Walter bate mais uma vez na porta da grande mansão de Carol. Parte dele torcia que o médico de Carol fosse um médico de verdade, vitima da tragédia na Faculdade de Medicina de Oledasep, que o diploma dele fosse verdadeiro e que o histórico dele tivesse apenas sido queimado na faculdade. Mas tudo indicava ao contrario e o trabalho de Walter era investigar.
Walter bate mais uma vez na porta e aquele mordomo pálido de Carol abre a porta novamente ao vê-lo ele vira-se dentro da mansão e grita.
- Dona Carol! Aquele policial está aqui na porta novamente!
Carol desse as escadas nervosa.
- Antyany se gritar mais uma vez desse jeito eu juro que será seu ultimo dia nessa casa.
- Desculpe dona Carol.
Carol descia as escadas ao lado de Alceu.
- Bom dia Carol. Fiquei sabendo que sua filha veio morar com você?
- Sim senhor Walter. Mas vamos logo ao assunto. - Fala Carol nervosa. Mas Alceu entra na frente.
- Suba Carol. Eu resolvo isso!
Walter estranha o comportamento de Alceu. Como um médico falava assim com uma paciente e cliente. Será que o pagamento dele estava além do enchimento da conta bancaria. Carol obedecendo sobe as escadas novamente. Alceu sai para fora e fecha a porta.
- O que o senhor quer Walter?
- Vim lhe fazer novas perguntas. Andei investigando seu caso, e queria saber se você conhece esse homem senhor Dhu?
Alceu abre um sorriso e vê as fotos que Walter mostrava.
- O senhor andou investigando muito bem, não foi senhor Walter?
- Quem é esse homem?
- Esse é meu colega da faculdade. Mas não o conhecia tão bem.
- Nunca vi um padrinho não conhecer tão bem o próprio pai do afilhado. - Fala Walter secamente.
- Eu não conhecia bem o pai do garoto. Conhecia a mãe. Virginia era uma ótima mulher que batalhou muito para dar conta de criar o filho sozinha. Ela ia grávida na faculdade ver Kenny e eu a conheci e viramos grandes amigos.
- Só amigos?
- Só amigos. Ela era uma mulher grávida. O que acha?
- Não sei. Você tá namorando sua paciente vitima de queimadura.
- Vou pedir que se retire daqui imediantamente senhor Walter. - Fala Alceu já nervoso. - Você não tem mandado tem?
- Não Alceu. Não tenho mandado. Mas já consegui o que vim buscar.
Walter sai da grande mansão e Alceu entra na casa. Alma nervosa o prende contra a parede.
- Está louco Alceu? Você viu o jeito que falou com a Carol. Ela está trancada lá dentro daquele quarto.

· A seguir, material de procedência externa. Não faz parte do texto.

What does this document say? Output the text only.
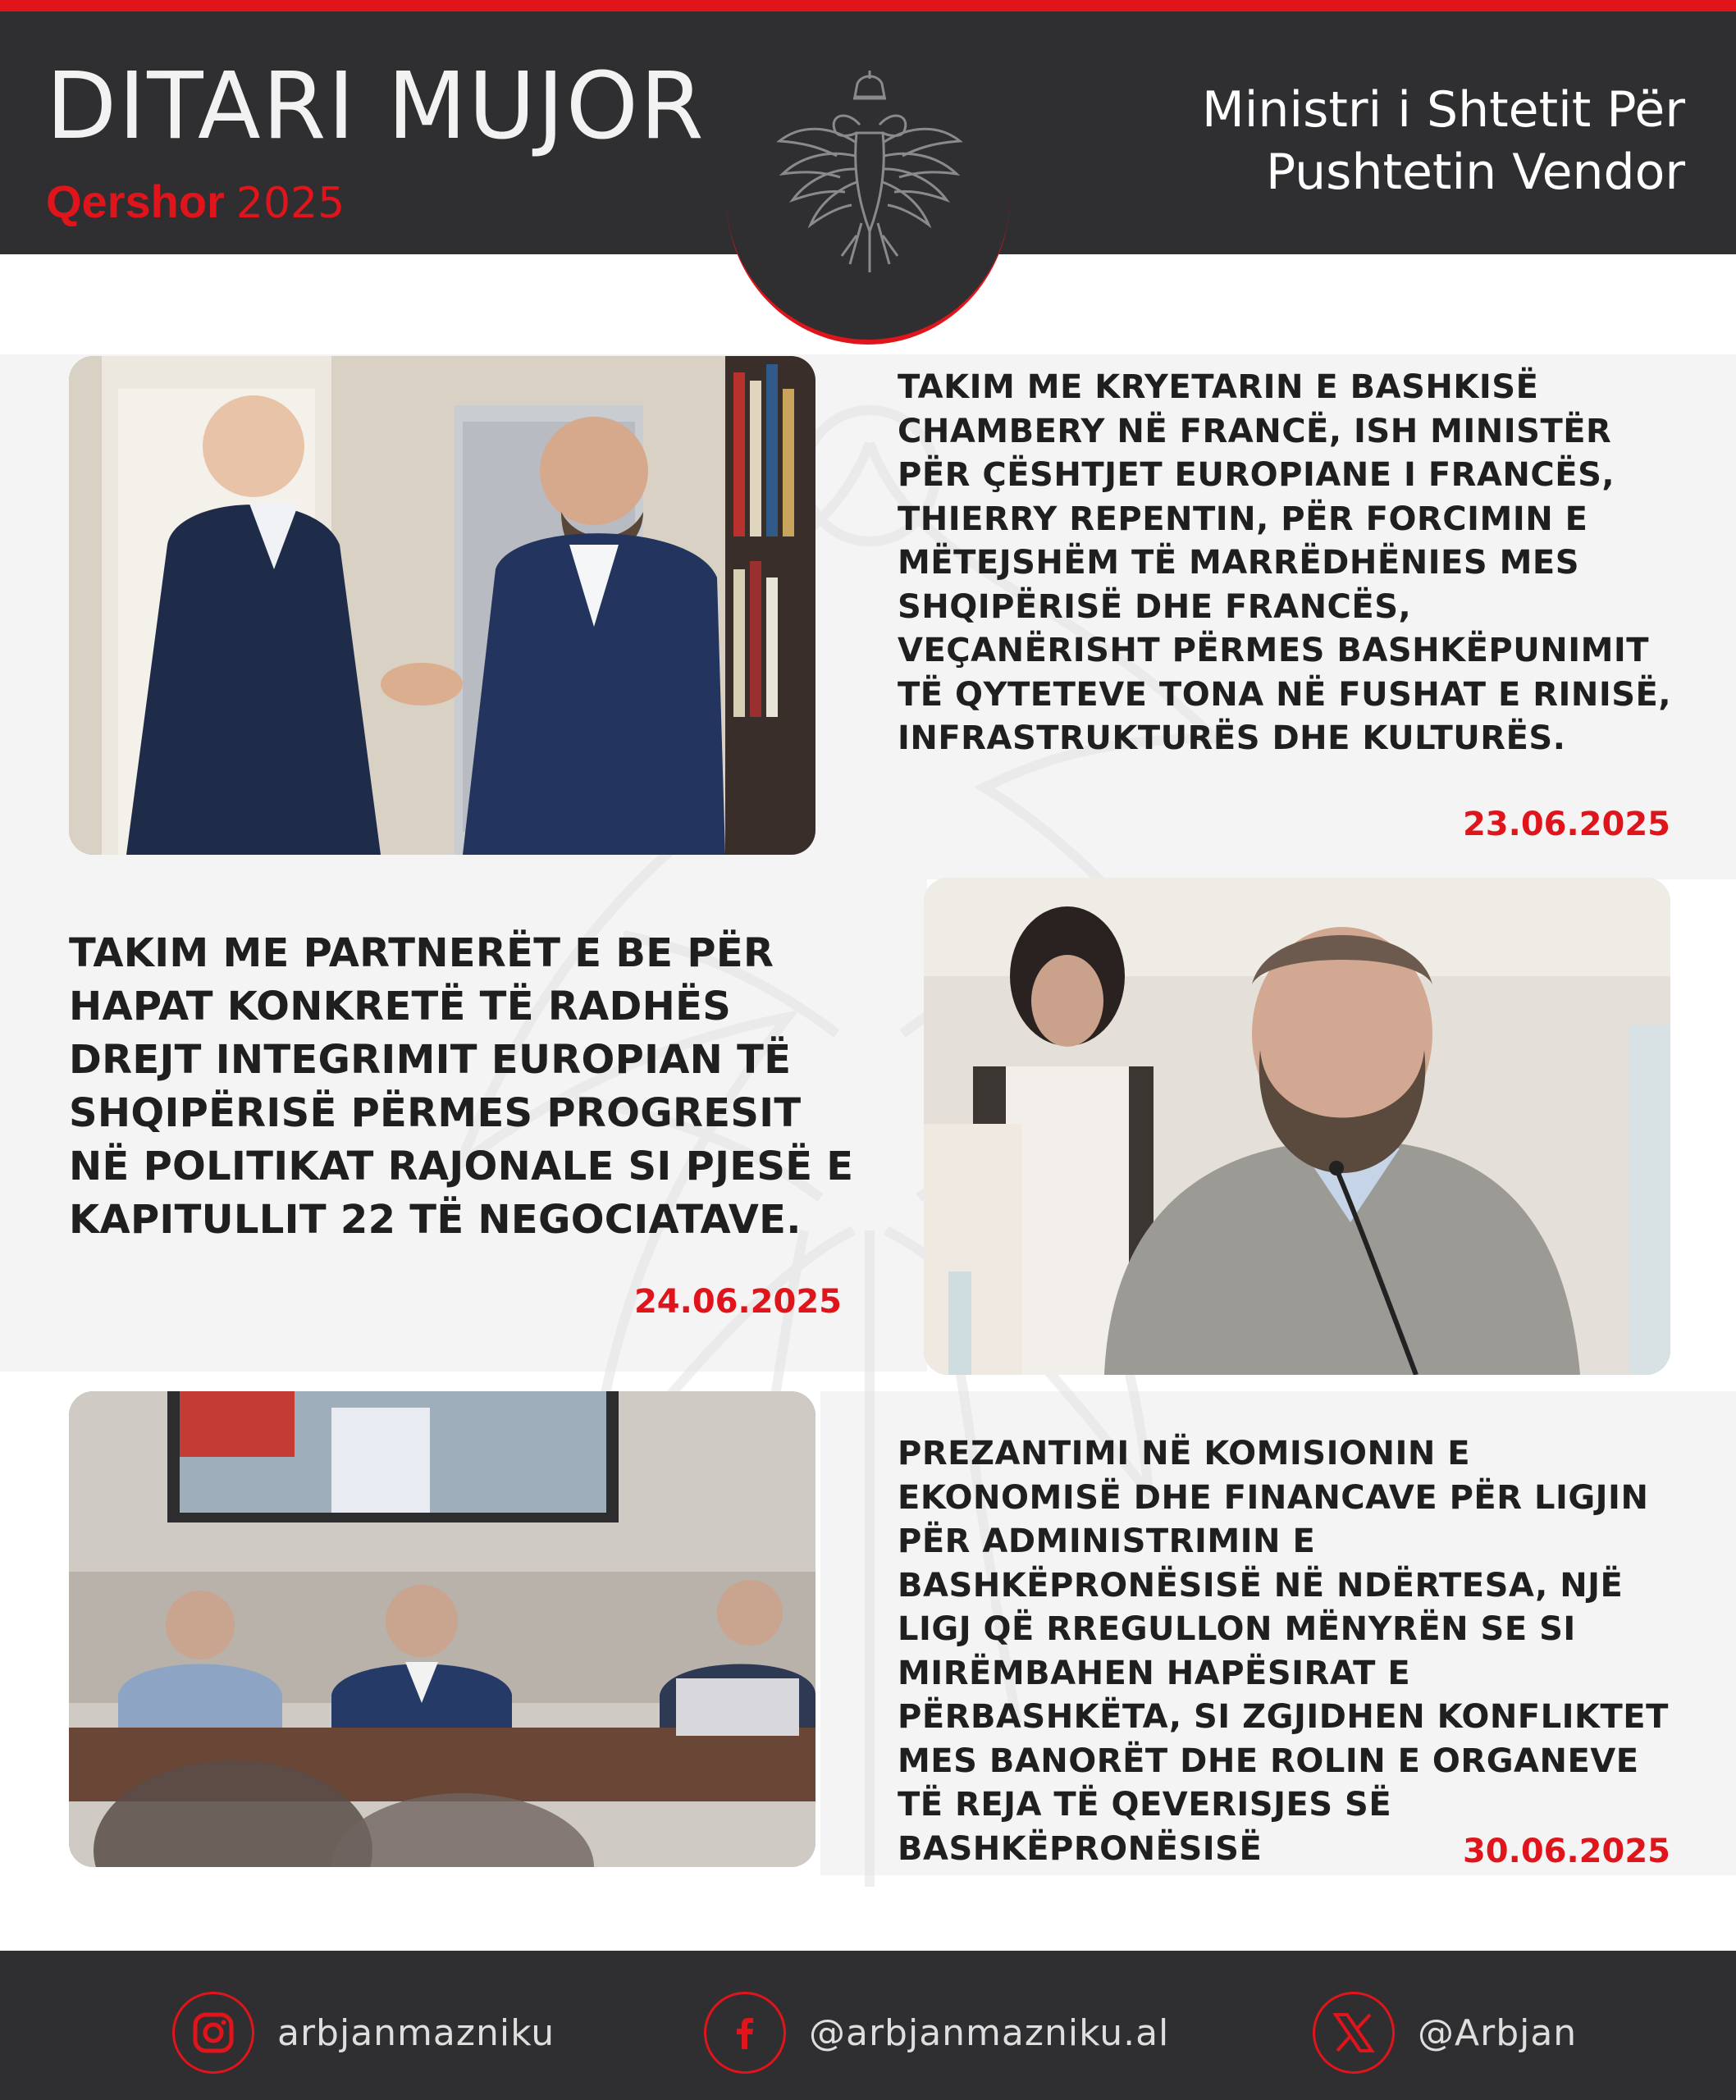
DITARI MUJOR
Qershor 2025
Ministri i Shtetit Për
Pushtetin Vendor
TAKIM ME KRYETARIN E BASHKISË CHAMBERY NË FRANCË, ISH MINISTËR PËR ÇËSHTJET EUROPIANE I FRANCËS, THIERRY REPENTIN, PËR FORCIMIN E MËTEJSHËM TË MARRËDHËNIES MES SHQIPËRISË DHE FRANCËS, VEÇANËRISHT PËRMES BASHKËPUNIMIT TË QYTETEVE TONA NË FUSHAT E RINISË, INFRASTRUKTURËS DHE KULTURËS.
23.06.2025
TAKIM ME PARTNERËT E BE PËR HAPAT KONKRETË TË RADHËS DREJT INTEGRIMIT EUROPIAN TË SHQIPËRISË PËRMES PROGRESIT NË POLITIKAT RAJONALE SI PJESË E KAPITULLIT 22 TË NEGOCIATAVE.
24.06.2025
PREZANTIMI NË KOMISIONIN E EKONOMISË DHE FINANCAVE PËR LIGJIN PËR ADMINISTRIMIN E BASHKËPRONËSISË NË NDËRTESA, NJË LIGJ QË RREGULLON MËNYRËN SE SI MIRËMBAHEN HAPËSIRAT E PËRBASHKËTA, SI ZGJIDHEN KONFLIKTET MES BANORËT DHE ROLIN E ORGANEVE TË REJA TË QEVERISJES SË BASHKËPRONËSISË	30.06.2025
arbjanmazniku	@arbjanmazniku.al	@Arbjan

- Eu tenho mais o que me preocupar do que uma mulherzinha nojenta. Eu posso ser preso Alma.
- Por isso você tem que dar logo seu golpe de mestre.
- Que golpe?
Alma fala no ouvido dele e logo ele estava batendo na porta do quarto de Carol.
- Amor? Carol?
- Está aberta?
Alceu abre a porta com calma. Carol estava chorando.
- O que foi querida? Ficou preocupada com o policial?
- Sim. É claro. Tenho medo de perder tudo que consegui.
Alceu se senta na cama e beija Carol.
- Eu tenho um jeito disso não se acabar.
- Como Alceu?
- Eu tenho que falar logo. Eu não sou médico.
- Como assim não é médico?- Fala Carol espantada.
- Eu estudei até algum tempo. Mas não peguei meu diploma. A faculdade como te falei pegou fogo antes de eu concluir. E falei para todos que meu diploma tinha pegado fogo como os outros. Mas aprendi tudo o professor é que bombou no ultimo mês porque não foi com minha cara. Você confia em mim Carol?
Carol não tinha como não confiar, os labios de Alceu falava aquelas coisas enquanto ele beijava seu pescoço causando-lhe arrepios.
- É claro que confio.
- O Walter está descobrindo tudo e eu posso ir para cadeia.
Carol assustada olha para Alceu.
- Não. Eles não vão te prender. Eu não vou te deixar. Eu vou deixar.
- E tem como. É só agente fugir para os EUA. Vamos nos casar em Las Vegas.
- O que?
- É o único jeito. - Fala Alceu em desespero.
- Ok. Vamos. Mas e minha filha?
- Deixe ela com o pai. Ela nem gosta de ficar aqui. Não vê que ela saiu logo que chegou do colégio?
- Eu não posso deixar minha filha.
- Não podemos leva-la.
- Sem ela eu não vou. - Diz Carol séria.
Alceu percebeu que a unico jeito era aquele. E volta a beijar Carol.
- Tudo que você quiser meu amor. Tudo.